One month ago, our family nearly doubled in size.
Yes. I know. If life were a math problem, mine would look like this:
Mom + Dad + 3 Teenage Boys + Twin 4 Year Olds + 5 Year Old = Impossible
I’ve hinted at it here and there on Twitter and Facebook, little references most people would miss but a few have noticed. I’ve purposefully kept it quiet up until now, at least online. The situation is complicated and private. Not for mass consumption.
Yet now I wonder if perhaps part of God’s purpose in all this is for Troy and I to share the journey, authentically, story by story. For that reason, I’m drawing the curtains today and giving you glimpse inside our home.
Almost 6 months ago, we received a phone call. A relative asked us to raise her three small children. I won’t give you the details of the situation; I love her too much for that. But you can imagine the circumstances and heartache surrounding such a decision. I’ve never been more proud of her.
Without hesitation, we agreed. Naivete does that. Within 48 hours, these three children were in our home, running, playing, being kids, and changing the decibel level. Still, the situation was and is complicated. Within a few days they left, only to return a total of 3 different times, culminating in their moving in to our home permanently a month ago.
As we’ve shared this news with select friends and family, we’ve received varied responses. Most think we’re crazy. Others say we’re “saints.” I can assure you we’re neither. Nearly everyone looks puzzled. Without posing the question, they wonder, “Why are you doing this?”
Excellent question. And one I’ve asked. We were on the verge of empty nest. Two months before the phone call, our second son graduated from highschool. Three weeks before, we sold our 8-passenger Ford Expedition for a small car. One month after, our youngest son started highschool and older two started college. Eight months before I received a diagnosis that completely changed my health and life. On paper, it made no sense. Impossible even.
And, yet, we’re doing it anyway, because:
- We Can. Three years ago we bought a fixer-upper home nearly twice the size of our former house. My contractor husband has spent three years remodeling it until it’s beyond anything we could dream of or deserve. We have more than enough space for everyone. Additionally, we’re self-employed, allowing us a little extra freedom to rearrange schedules and adapt. And our three boys are nearly grown, not to mention fully supportive. It’s not convenient, not simple, not affordable, certainly not easy. But we can do this.
- It’s Right. In 2008, after returning from two weeks in the poorest area of South Africa, I tattooed Isaiah 58:10 on my ankle. I didn’t want to forget, didn’t want to get so comfortable in my suburban life that I’d forget the faces and the stories of the lost and discarded. I wanted it to matter to me for more than a two-week mission trip. Over the past several months as we’ve considered this change, I’ve been haunted by that verse, not to mention countless others testifying to our responsibility to the poor, needy, wounded and unwanted. Compassion is nothing but 10 letters unless it’s active. As my youngest son said, “Mom, this is what family is all about.” Exactly.
- He’s In It. For most of our marriage, Troy and I have talked about selling everything we own and moving to a mission field once our boys are grown. After that first phone call last July, we both felt as if God was saying, “You said you’d go anywhere for Me. Instead, I’m bringing the mission field to you. Still game?” Trust me when I say it’s one thing to dream, another thing to DO. One thing to say, “Here I am, send me” and another thing to strap on your shoes and start walking. Still, I don’t believe God asks us to do the impossible and then passes it off like a baton in a relay. Instead, I believe He is with us in it. And we’re going to see Him. There’s nothing I want more.

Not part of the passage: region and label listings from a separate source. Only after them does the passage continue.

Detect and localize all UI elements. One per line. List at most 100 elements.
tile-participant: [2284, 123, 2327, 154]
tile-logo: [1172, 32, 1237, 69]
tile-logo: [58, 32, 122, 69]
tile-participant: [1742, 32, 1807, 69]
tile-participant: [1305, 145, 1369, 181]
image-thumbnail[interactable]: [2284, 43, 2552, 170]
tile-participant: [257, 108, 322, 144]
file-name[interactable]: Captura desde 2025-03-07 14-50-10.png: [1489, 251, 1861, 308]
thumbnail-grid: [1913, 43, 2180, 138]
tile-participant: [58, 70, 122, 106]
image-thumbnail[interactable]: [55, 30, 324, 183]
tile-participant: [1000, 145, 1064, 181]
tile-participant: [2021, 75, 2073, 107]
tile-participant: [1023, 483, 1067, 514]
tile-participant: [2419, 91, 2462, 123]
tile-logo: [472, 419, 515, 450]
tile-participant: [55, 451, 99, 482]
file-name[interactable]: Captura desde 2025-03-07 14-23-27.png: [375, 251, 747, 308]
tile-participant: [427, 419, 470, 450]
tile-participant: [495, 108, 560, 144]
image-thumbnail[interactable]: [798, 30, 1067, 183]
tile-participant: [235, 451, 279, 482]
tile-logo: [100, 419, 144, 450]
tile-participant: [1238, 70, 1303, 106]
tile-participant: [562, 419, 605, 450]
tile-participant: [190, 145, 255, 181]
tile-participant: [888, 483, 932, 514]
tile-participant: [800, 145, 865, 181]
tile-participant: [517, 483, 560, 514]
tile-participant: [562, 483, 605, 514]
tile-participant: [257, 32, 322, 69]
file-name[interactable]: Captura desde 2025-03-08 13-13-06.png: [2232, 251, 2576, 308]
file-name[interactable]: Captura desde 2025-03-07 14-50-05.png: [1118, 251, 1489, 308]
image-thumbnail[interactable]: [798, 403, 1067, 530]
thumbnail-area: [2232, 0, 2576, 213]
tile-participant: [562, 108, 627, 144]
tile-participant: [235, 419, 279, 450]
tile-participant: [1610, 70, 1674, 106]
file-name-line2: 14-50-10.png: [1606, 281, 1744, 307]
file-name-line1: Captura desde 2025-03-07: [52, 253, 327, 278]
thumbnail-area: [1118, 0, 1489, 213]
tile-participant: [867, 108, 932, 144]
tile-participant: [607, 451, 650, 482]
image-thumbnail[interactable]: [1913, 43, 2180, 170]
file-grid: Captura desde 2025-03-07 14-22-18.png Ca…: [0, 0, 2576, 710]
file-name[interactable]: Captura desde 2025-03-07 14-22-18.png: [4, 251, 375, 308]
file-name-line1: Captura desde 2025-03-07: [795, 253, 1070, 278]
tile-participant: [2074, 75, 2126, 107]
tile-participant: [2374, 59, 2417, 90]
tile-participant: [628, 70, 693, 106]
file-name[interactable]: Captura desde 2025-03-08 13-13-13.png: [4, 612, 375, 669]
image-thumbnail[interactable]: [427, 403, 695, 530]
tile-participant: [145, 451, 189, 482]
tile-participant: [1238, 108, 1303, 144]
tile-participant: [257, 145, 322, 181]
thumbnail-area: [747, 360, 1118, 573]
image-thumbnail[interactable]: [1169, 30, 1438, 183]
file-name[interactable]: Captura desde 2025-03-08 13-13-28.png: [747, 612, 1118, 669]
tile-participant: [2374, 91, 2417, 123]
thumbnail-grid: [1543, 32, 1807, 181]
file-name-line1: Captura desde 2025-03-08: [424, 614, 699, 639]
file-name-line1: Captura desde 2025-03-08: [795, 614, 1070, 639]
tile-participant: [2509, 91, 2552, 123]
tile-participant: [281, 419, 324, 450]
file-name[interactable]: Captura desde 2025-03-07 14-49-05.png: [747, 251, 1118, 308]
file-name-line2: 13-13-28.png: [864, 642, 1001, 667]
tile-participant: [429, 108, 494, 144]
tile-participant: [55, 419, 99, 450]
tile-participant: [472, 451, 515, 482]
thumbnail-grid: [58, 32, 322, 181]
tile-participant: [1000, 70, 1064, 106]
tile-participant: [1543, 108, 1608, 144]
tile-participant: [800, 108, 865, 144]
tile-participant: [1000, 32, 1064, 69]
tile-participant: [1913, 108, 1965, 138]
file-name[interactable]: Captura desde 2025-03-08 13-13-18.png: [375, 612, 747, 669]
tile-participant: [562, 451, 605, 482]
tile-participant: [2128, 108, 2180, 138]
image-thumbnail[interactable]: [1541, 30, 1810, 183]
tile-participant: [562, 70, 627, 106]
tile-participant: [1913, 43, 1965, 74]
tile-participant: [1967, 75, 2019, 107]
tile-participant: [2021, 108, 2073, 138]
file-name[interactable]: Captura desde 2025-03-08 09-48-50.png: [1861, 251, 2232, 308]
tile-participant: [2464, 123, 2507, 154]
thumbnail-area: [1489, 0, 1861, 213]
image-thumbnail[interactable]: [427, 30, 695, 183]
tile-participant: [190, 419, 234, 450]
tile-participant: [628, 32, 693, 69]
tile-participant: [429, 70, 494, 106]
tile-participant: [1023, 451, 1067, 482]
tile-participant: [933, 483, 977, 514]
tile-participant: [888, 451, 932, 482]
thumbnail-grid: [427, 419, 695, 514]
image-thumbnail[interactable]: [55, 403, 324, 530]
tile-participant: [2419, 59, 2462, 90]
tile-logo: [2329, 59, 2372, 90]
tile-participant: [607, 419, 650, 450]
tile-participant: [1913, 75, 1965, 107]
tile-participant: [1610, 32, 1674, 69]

A friend recently told me, “Just because something is hard, doesn’t mean you’re not called to it.” This is hard. One of the hardest things we’ve done. Our early naivete melted into stark reality. We’re tired, overwhelmed, and grieving our old, simpler life. But we’re also excited, blessed, and embracing this beautiful new one. It’s not the adventure we anticipated, but it’s the adventure we’ve been ask to take.
And we’re saying “Yes.”
Are you facing something that appears impossible right now? How are you coping with it?